Brandon Addeo | News Editor
In the mid-1930s, Duquesne sports were very different than they are now. The football team competed in — and won — a national bowl game, and the basketball team enjoyed a string of prolific seasons. In the middle of it all, reporting for The Duke, was Leo Plunkett, who served as co-sports editor from 1936 to 1937.
Plunkett, who is 100 years old, visited Duquesne’s Veteran’s Breakfast on Nov. 11. A native Pittsburgher who currently lives in Penn Hills, Plunkett was drafted in World War II and served in the South Pacific theater. He earned the Bronze Star medal for his service.
Plunkett, an English major, started writing for The Duke sports section in as a freshman in 1934 and then became co-editor of the sports section with fellow student Ray Fagan. Back then, The Duke’s office was in St. Martin’s Hall.
Plunkett and Fagan co-wrote a weekly sports opinion column in The Duke called “Thru the Field Glasses.” Plunkett also occasionally wrote a “Sports Oddities” column.
It was a memorable era for Duquesne athletics, Plunkett said.
“The big thing was that [the football team] beat Pitt one time,” he said with a laugh.
The Dukes shut out the Pitt Panthers 7-0 on Oct. 17, 1936, at Pitt Stadium. The game’s sole score was a 71-yard touchdown run by Duquesne’s George Matsik.
Plunkett said the city had come up with a theory about Duquesne’s upset win.
“The Diocese of Pittsburgh had a men’s gathering at Pitt Stadium [before] Duquesne played Pitt. And they said that all those Catholics blessed the stadium, so that’s how Duquesne won,” he said, with a laugh.
Plunkett said his favorite Duquesne football players from his time at the university were Chet Airhart, Boyd Brumbaugh and Mike Basrak, the team’s captain and Duquesne’s first-ever All-American.
That year, the football team, known at the time as the “Bluffites” and the “Hilltoppers” for their location atop the Bluff, capped off the season with its biggest win in history — a 13-12 win in the famed Orange Bowl in Miami, Florida, over Mississippi State. The team ended that season ranked no. 14 in the Associated Press polls, with a record of eight wins and two losses.

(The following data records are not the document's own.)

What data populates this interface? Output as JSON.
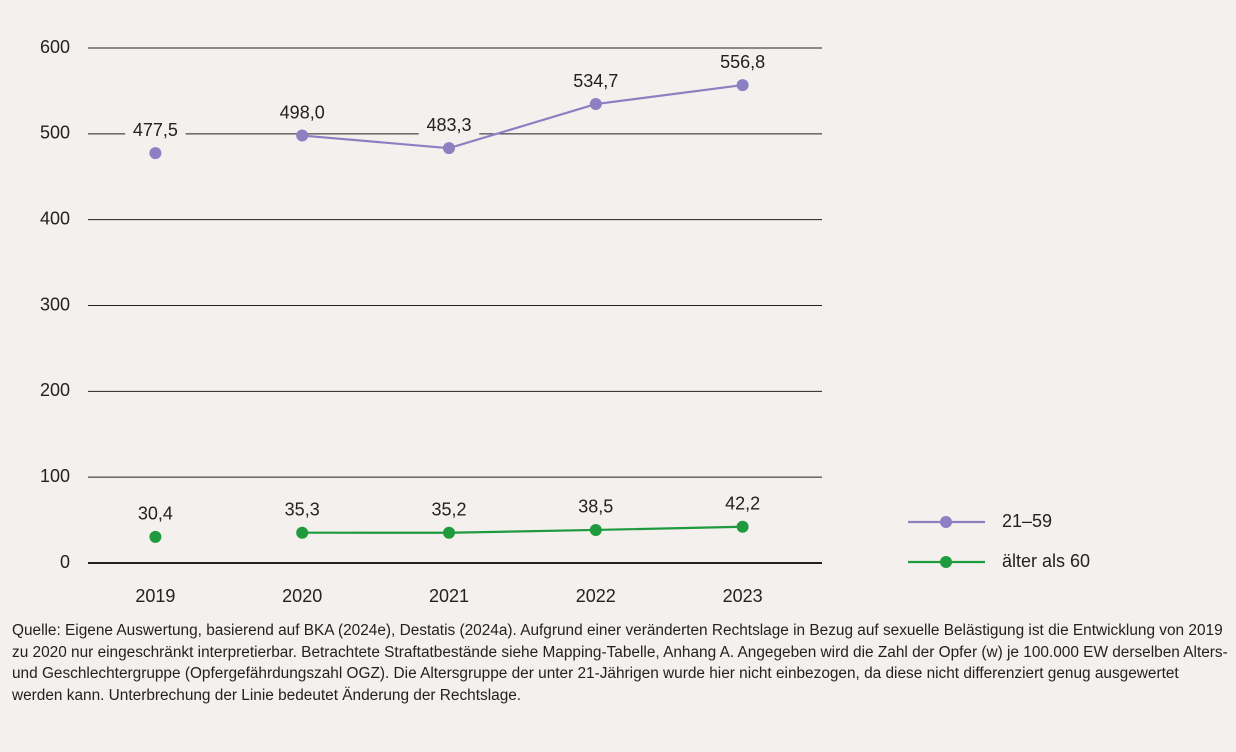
{
  "chart_data": {
    "type": "line",
    "categories": [
      "2019",
      "2020",
      "2021",
      "2022",
      "2023"
    ],
    "series": [
      {
        "name": "21–59",
        "color": "#8b80c2",
        "values": [
          477.5,
          498.0,
          483.3,
          534.7,
          556.8
        ],
        "value_labels": [
          "477,5",
          "498,0",
          "483,3",
          "534,7",
          "556,8"
        ]
      },
      {
        "name": "älter als 60",
        "color": "#1f9a3e",
        "values": [
          30.4,
          35.3,
          35.2,
          38.5,
          42.2
        ],
        "value_labels": [
          "30,4",
          "35,3",
          "35,2",
          "38,5",
          "42,2"
        ]
      }
    ],
    "first_point_detached": true,
    "ylim": [
      0,
      600
    ],
    "yticks": [
      0,
      100,
      200,
      300,
      400,
      500,
      600
    ],
    "grid": true,
    "legend": "right",
    "note": "Quelle: Eigene Auswertung, basierend auf BKA (2024e), Destatis (2024a). Aufgrund einer veränderten Rechtslage in Bezug auf sexuelle Belästigung ist die Entwicklung von 2019 zu 2020 nur eingeschränkt interpretierbar. Betrachtete Straftatbestände siehe Mapping-Tabelle, Anhang A. Angegeben wird die Zahl der Opfer (w) je 100.000 EW derselben Alters- und Geschlechtergruppe (Opfergefährdungszahl OGZ). Die Altersgruppe der unter 21-Jährigen wurde hier nicht einbezogen, da diese nicht differenziert genug ausgewertet werden kann. Unterbrechung der Linie bedeutet Änderung der Rechtslage."
  }
}
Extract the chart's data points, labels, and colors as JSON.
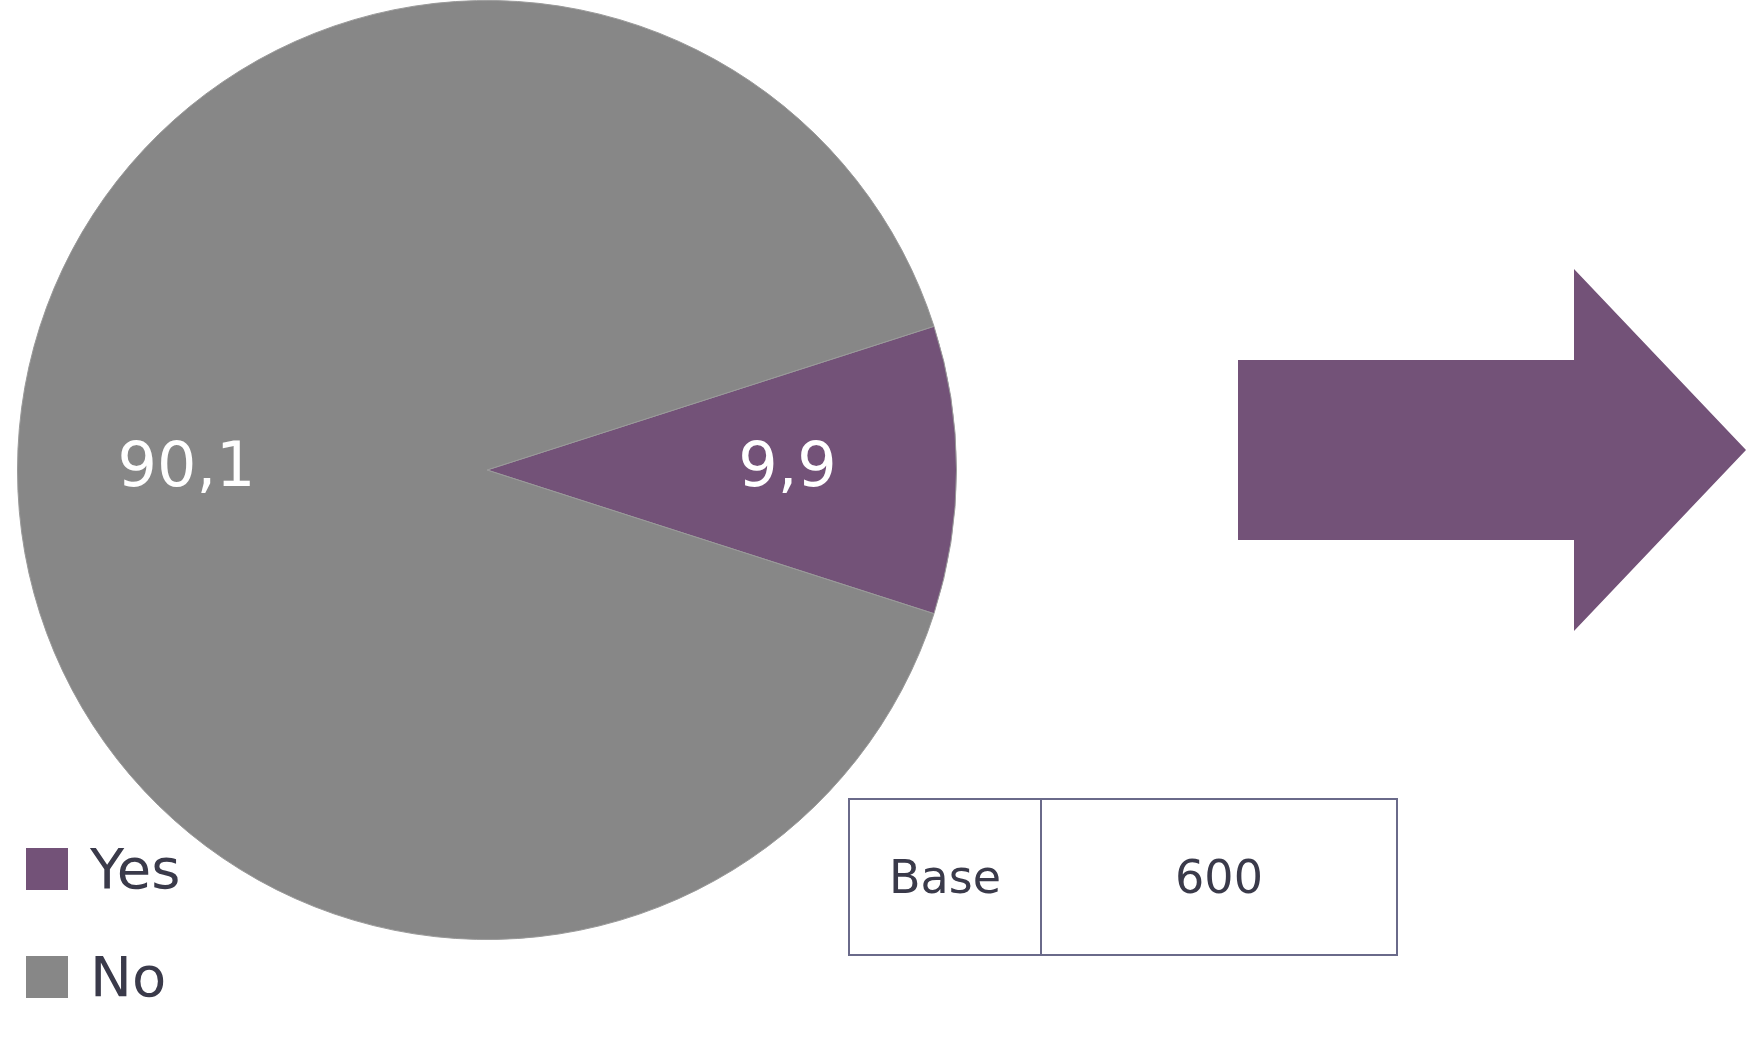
{
  "chart_data": {
    "type": "pie",
    "categories": [
      "Yes",
      "No"
    ],
    "values": [
      9.9,
      90.1
    ],
    "colors": [
      "#735278",
      "#878787"
    ],
    "value_labels": [
      "9,9",
      "90,1"
    ],
    "legend": "bottom left",
    "annotations": [
      "Base",
      "600"
    ]
  }
}
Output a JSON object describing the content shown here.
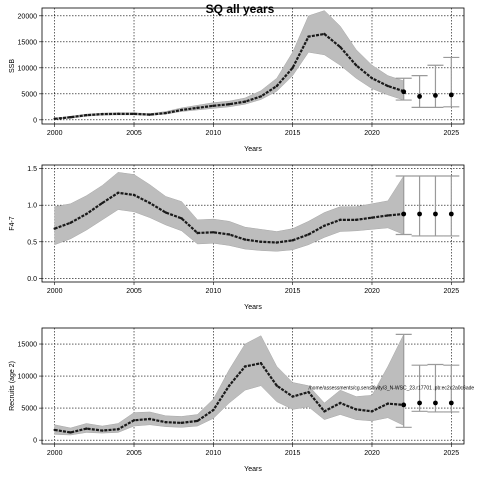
{
  "title": "SQ all years",
  "chart_data": [
    {
      "type": "line",
      "ylabel": "SSB",
      "xlabel": "Years",
      "xlim": [
        1999.2,
        2025.8
      ],
      "ylim": [
        -800,
        21500
      ],
      "xticks": [
        2000,
        2005,
        2010,
        2015,
        2020,
        2025
      ],
      "yticks": [
        0,
        5000,
        10000,
        15000,
        20000
      ],
      "grid": true,
      "x": [
        2000,
        2001,
        2002,
        2003,
        2004,
        2005,
        2006,
        2007,
        2008,
        2009,
        2010,
        2011,
        2012,
        2013,
        2014,
        2015,
        2016,
        2017,
        2018,
        2019,
        2020,
        2021,
        2022
      ],
      "y": [
        200,
        500,
        900,
        1100,
        1150,
        1150,
        1000,
        1300,
        1900,
        2300,
        2700,
        3000,
        3500,
        4500,
        6500,
        10000,
        16000,
        16500,
        14000,
        10500,
        8000,
        6500,
        5500
      ],
      "lower": [
        100,
        300,
        700,
        900,
        950,
        950,
        850,
        1100,
        1600,
        1900,
        2200,
        2500,
        3000,
        3900,
        5500,
        8500,
        13000,
        12500,
        10500,
        8000,
        6000,
        4800,
        3800
      ],
      "upper": [
        300,
        700,
        1100,
        1300,
        1350,
        1350,
        1200,
        1600,
        2300,
        2800,
        3300,
        3600,
        4200,
        5600,
        8000,
        13000,
        20000,
        21000,
        18000,
        13500,
        10500,
        8500,
        7500
      ],
      "projection": {
        "x": [
          2022,
          2023,
          2024,
          2025
        ],
        "y": [
          5400,
          4500,
          4700,
          4800
        ],
        "lower": [
          3800,
          2400,
          2400,
          2500
        ],
        "upper": [
          8000,
          8500,
          10500,
          12000
        ]
      }
    },
    {
      "type": "line",
      "ylabel": "F4-7",
      "xlabel": "Years",
      "xlim": [
        1999.2,
        2025.8
      ],
      "ylim": [
        -0.05,
        1.55
      ],
      "xticks": [
        2000,
        2005,
        2010,
        2015,
        2020,
        2025
      ],
      "yticks": [
        0.0,
        0.5,
        1.0,
        1.5
      ],
      "grid": true,
      "x": [
        2000,
        2001,
        2002,
        2003,
        2004,
        2005,
        2006,
        2007,
        2008,
        2009,
        2010,
        2011,
        2012,
        2013,
        2014,
        2015,
        2016,
        2017,
        2018,
        2019,
        2020,
        2021,
        2022
      ],
      "y": [
        0.68,
        0.76,
        0.88,
        1.03,
        1.17,
        1.14,
        1.03,
        0.9,
        0.82,
        0.62,
        0.63,
        0.6,
        0.53,
        0.5,
        0.49,
        0.52,
        0.6,
        0.72,
        0.8,
        0.8,
        0.83,
        0.86,
        0.88
      ],
      "lower": [
        0.46,
        0.54,
        0.66,
        0.8,
        0.94,
        0.91,
        0.83,
        0.73,
        0.65,
        0.47,
        0.48,
        0.45,
        0.4,
        0.38,
        0.37,
        0.39,
        0.46,
        0.56,
        0.64,
        0.65,
        0.67,
        0.69,
        0.6
      ],
      "upper": [
        0.98,
        1.02,
        1.13,
        1.27,
        1.45,
        1.42,
        1.28,
        1.12,
        1.05,
        0.8,
        0.81,
        0.78,
        0.7,
        0.67,
        0.64,
        0.68,
        0.78,
        0.9,
        0.98,
        0.98,
        1.02,
        1.06,
        1.4
      ],
      "projection": {
        "x": [
          2022,
          2023,
          2024,
          2025
        ],
        "y": [
          0.88,
          0.88,
          0.88,
          0.88
        ],
        "lower": [
          0.6,
          0.58,
          0.58,
          0.58
        ],
        "upper": [
          1.4,
          1.4,
          1.4,
          1.4
        ]
      }
    },
    {
      "type": "line",
      "ylabel": "Recruits (age 2)",
      "xlabel": "Years",
      "xlim": [
        1999.2,
        2025.8
      ],
      "ylim": [
        -600,
        17500
      ],
      "xticks": [
        2000,
        2005,
        2010,
        2015,
        2020,
        2025
      ],
      "yticks": [
        0,
        5000,
        10000,
        15000
      ],
      "grid": true,
      "x": [
        2000,
        2001,
        2002,
        2003,
        2004,
        2005,
        2006,
        2007,
        2008,
        2009,
        2010,
        2011,
        2012,
        2013,
        2014,
        2015,
        2016,
        2017,
        2018,
        2019,
        2020,
        2021,
        2022
      ],
      "y": [
        1600,
        1200,
        1800,
        1500,
        1700,
        3100,
        3300,
        2800,
        2700,
        3000,
        4700,
        8500,
        11500,
        12000,
        8500,
        6800,
        7500,
        4500,
        5800,
        4800,
        4500,
        5700,
        5500
      ],
      "lower": [
        900,
        800,
        1200,
        1100,
        1200,
        2200,
        2400,
        2100,
        2000,
        2200,
        3400,
        5800,
        7800,
        8500,
        6000,
        4800,
        5200,
        3200,
        4000,
        3200,
        3000,
        3500,
        2300
      ],
      "upper": [
        2400,
        1900,
        2600,
        2200,
        2600,
        4300,
        4400,
        3800,
        3700,
        4000,
        6400,
        11000,
        15000,
        16300,
        11500,
        9000,
        8500,
        5800,
        7800,
        6800,
        7000,
        11500,
        16500
      ],
      "projection": {
        "x": [
          2022,
          2023,
          2024,
          2025
        ],
        "y": [
          5500,
          5800,
          5800,
          5800
        ],
        "lower": [
          2000,
          4500,
          4400,
          4400
        ],
        "upper": [
          16500,
          11700,
          11800,
          11700
        ]
      },
      "annotation": "/home/assessments/cg.sensitivity/3_N-WSC_23.r17701 .pb:ec2c2a0c6ade"
    }
  ]
}
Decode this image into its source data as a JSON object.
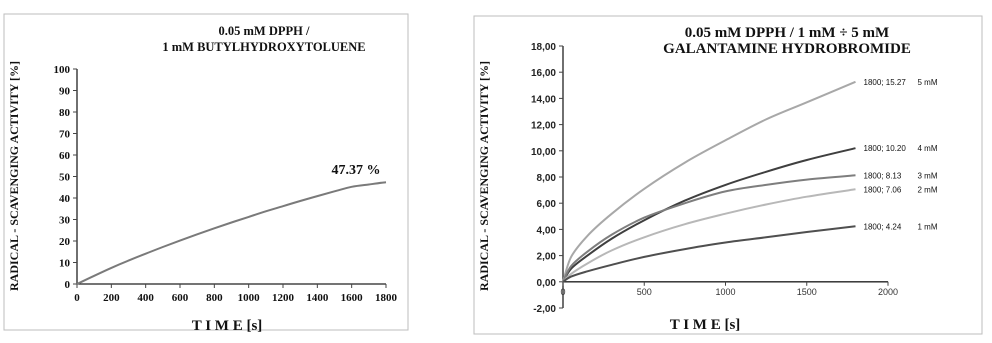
{
  "chart_data": [
    {
      "type": "line",
      "title_lines": [
        "0.05 mM DPPH /",
        "1 mM BUTYLHYDROXYTOLUENE"
      ],
      "xlabel": "T I M E [s]",
      "ylabel": "RADICAL - SCAVENGING ACTIVITY [%]",
      "xlim": [
        0,
        1800
      ],
      "ylim": [
        0,
        100
      ],
      "x_ticks": [
        "0",
        "200",
        "400",
        "600",
        "800",
        "1000",
        "1200",
        "1400",
        "1600",
        "1800"
      ],
      "y_ticks": [
        "0",
        "10",
        "20",
        "30",
        "40",
        "50",
        "60",
        "70",
        "80",
        "90",
        "100"
      ],
      "annotation": "47.37 %",
      "series": [
        {
          "color": "#7a7a7a",
          "x": [
            0,
            100,
            200,
            300,
            400,
            500,
            600,
            700,
            800,
            900,
            1000,
            1100,
            1200,
            1300,
            1400,
            1500,
            1600,
            1700,
            1800
          ],
          "y": [
            0,
            3.8,
            7.5,
            10.9,
            14.1,
            17.2,
            20.2,
            23.1,
            25.9,
            28.6,
            31.2,
            33.8,
            36.2,
            38.6,
            40.9,
            43.1,
            45.2,
            46.3,
            47.37
          ]
        }
      ]
    },
    {
      "type": "line",
      "title_lines": [
        "0.05 mM DPPH / 1 mM ÷ 5 mM",
        "GALANTAMINE HYDROBROMIDE"
      ],
      "xlabel": "T I M E [s]",
      "ylabel": "RADICAL - SCAVENGING ACTIVITY [%]",
      "xlim": [
        0,
        2000
      ],
      "ylim": [
        -2,
        18
      ],
      "x_ticks": [
        "0",
        "500",
        "1000",
        "1500",
        "2000"
      ],
      "y_ticks": [
        "-2,00",
        "0,00",
        "2,00",
        "4,00",
        "6,00",
        "8,00",
        "10,00",
        "12,00",
        "14,00",
        "16,00",
        "18,00"
      ],
      "series": [
        {
          "name": "5 mM",
          "end_label": "1800; 15.27",
          "color": "#a8a8a8",
          "x": [
            0,
            50,
            150,
            300,
            500,
            750,
            1000,
            1250,
            1500,
            1800
          ],
          "y": [
            0,
            1.9,
            3.5,
            5.2,
            7.1,
            9.1,
            10.8,
            12.4,
            13.7,
            15.27
          ]
        },
        {
          "name": "4 mM",
          "end_label": "1800; 10.20",
          "color": "#3f3f3f",
          "x": [
            0,
            50,
            150,
            300,
            500,
            750,
            1000,
            1250,
            1500,
            1800
          ],
          "y": [
            0,
            1.0,
            2.0,
            3.3,
            4.7,
            6.2,
            7.4,
            8.4,
            9.3,
            10.2
          ]
        },
        {
          "name": "3 mM",
          "end_label": "1800; 8.13",
          "color": "#7e7e7e",
          "x": [
            0,
            50,
            150,
            300,
            500,
            750,
            1000,
            1250,
            1500,
            1800
          ],
          "y": [
            0,
            1.2,
            2.3,
            3.6,
            4.9,
            6.0,
            6.9,
            7.4,
            7.8,
            8.13
          ]
        },
        {
          "name": "2 mM",
          "end_label": "1800; 7.06",
          "color": "#b8b8b8",
          "x": [
            0,
            50,
            150,
            300,
            500,
            750,
            1000,
            1250,
            1500,
            1800
          ],
          "y": [
            0,
            0.6,
            1.4,
            2.4,
            3.4,
            4.4,
            5.2,
            5.9,
            6.5,
            7.06
          ]
        },
        {
          "name": "1 mM",
          "end_label": "1800; 4.24",
          "color": "#4f4f4f",
          "x": [
            0,
            50,
            150,
            300,
            500,
            750,
            1000,
            1250,
            1500,
            1800
          ],
          "y": [
            0,
            0.4,
            0.8,
            1.3,
            1.9,
            2.5,
            3.0,
            3.4,
            3.8,
            4.24
          ]
        }
      ]
    }
  ]
}
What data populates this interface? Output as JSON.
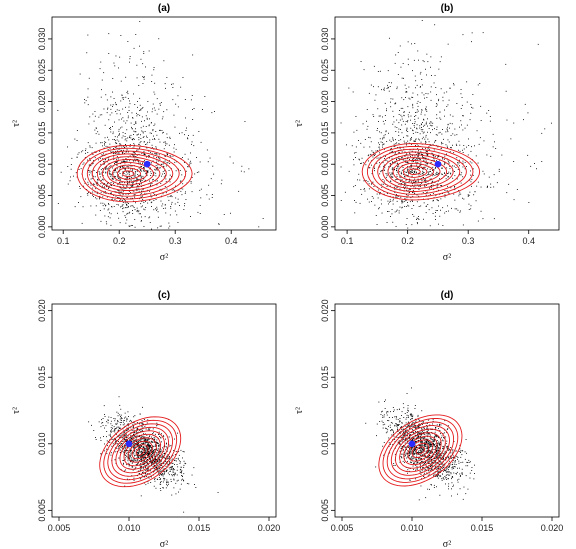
{
  "chart_data": [
    {
      "type": "scatter",
      "title": "(a)",
      "xlabel": "σ²",
      "ylabel": "τ²",
      "xlim": [
        0.08,
        0.48
      ],
      "ylim": [
        -0.0005,
        0.0335
      ],
      "xticks": [
        "0.1",
        "0.2",
        "0.3",
        "0.4"
      ],
      "yticks": [
        "0.000",
        "0.005",
        "0.010",
        "0.015",
        "0.020",
        "0.025",
        "0.030"
      ],
      "point_color": "#000000",
      "contour_color": "#e41a1c",
      "marker_color": "#2b2bff",
      "cloud": {
        "x_mean": 0.22,
        "x_sd": 0.045,
        "y_mean": 0.0095,
        "y_sd": 0.0045,
        "n": 1400,
        "corr": 0.0
      },
      "contours": {
        "x_center": 0.215,
        "y_center": 0.0085,
        "x_half_width": 0.09,
        "y_half_height": 0.0045,
        "levels": 10,
        "tilt": 0.0
      },
      "true_value": {
        "x": 0.25,
        "y": 0.01
      }
    },
    {
      "type": "scatter",
      "title": "(b)",
      "xlabel": "σ²",
      "ylabel": "τ²",
      "xlim": [
        0.08,
        0.45
      ],
      "ylim": [
        -0.0005,
        0.0335
      ],
      "xticks": [
        "0.1",
        "0.2",
        "0.3",
        "0.4"
      ],
      "yticks": [
        "0.000",
        "0.005",
        "0.010",
        "0.015",
        "0.020",
        "0.025",
        "0.030"
      ],
      "point_color": "#000000",
      "contour_color": "#e41a1c",
      "marker_color": "#2b2bff",
      "cloud": {
        "x_mean": 0.21,
        "x_sd": 0.045,
        "y_mean": 0.0105,
        "y_sd": 0.0048,
        "n": 1400,
        "corr": 0.0
      },
      "contours": {
        "x_center": 0.21,
        "y_center": 0.0088,
        "x_half_width": 0.085,
        "y_half_height": 0.0045,
        "levels": 10,
        "tilt": 0.0
      },
      "true_value": {
        "x": 0.25,
        "y": 0.01
      }
    },
    {
      "type": "scatter",
      "title": "(c)",
      "xlabel": "σ²",
      "ylabel": "τ²",
      "xlim": [
        0.0045,
        0.0205
      ],
      "ylim": [
        0.0045,
        0.0205
      ],
      "xticks": [
        "0.005",
        "0.010",
        "0.015",
        "0.020"
      ],
      "yticks": [
        "0.005",
        "0.010",
        "0.015",
        "0.020"
      ],
      "point_color": "#000000",
      "contour_color": "#e41a1c",
      "marker_color": "#2b2bff",
      "cloud": {
        "x_mean": 0.011,
        "x_sd": 0.0013,
        "y_mean": 0.0095,
        "y_sd": 0.0012,
        "n": 1400,
        "corr": -0.55
      },
      "contours": {
        "x_center": 0.0108,
        "y_center": 0.0094,
        "x_half_width": 0.0032,
        "y_half_height": 0.0022,
        "levels": 10,
        "tilt": -0.6
      },
      "true_value": {
        "x": 0.01,
        "y": 0.01
      }
    },
    {
      "type": "scatter",
      "title": "(d)",
      "xlabel": "σ²",
      "ylabel": "τ²",
      "xlim": [
        0.0045,
        0.0205
      ],
      "ylim": [
        0.0045,
        0.0205
      ],
      "xticks": [
        "0.005",
        "0.010",
        "0.015",
        "0.020"
      ],
      "yticks": [
        "0.005",
        "0.010",
        "0.015",
        "0.020"
      ],
      "point_color": "#000000",
      "contour_color": "#e41a1c",
      "marker_color": "#2b2bff",
      "cloud": {
        "x_mean": 0.0108,
        "x_sd": 0.0013,
        "y_mean": 0.0097,
        "y_sd": 0.0013,
        "n": 1400,
        "corr": -0.55
      },
      "contours": {
        "x_center": 0.0106,
        "y_center": 0.0095,
        "x_half_width": 0.0033,
        "y_half_height": 0.0022,
        "levels": 10,
        "tilt": -0.6
      },
      "true_value": {
        "x": 0.01,
        "y": 0.01
      }
    }
  ]
}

In the 1930s, the Duquesne football team did not play games on campus. While they practiced on a field near Old Main, they competed at the now demolished Forbes Field in Oakland, which was then also the home of the Pittsburgh Pirates, according to David Saba, Duquesne’s associate athletic director of media relations.
Rooney Field, Duquesne football’s home field, did not exist until 1993.
Duquesne basketball also made its home in Oakland in the 1930s, at the now demolished Duquesne Gardens arena. Duquesne basketball’s current home, the A.J. Palumbo Center, was not built until 1988.
Plunkett said the Duquesne basketball player he remembers the best is Ed Kweller, who played from 1935 to 1937.
“He was the only guy over six feet [tall] on the basketball team. All the rest were short,” he laughed.
Under coach Charles “Chick” Davies, the team strung together four successful seasons in the mid-1930s — between the 1932-33 and 1935-36 seasons, the Dukes has an overall record of 66 wins against just seven losses.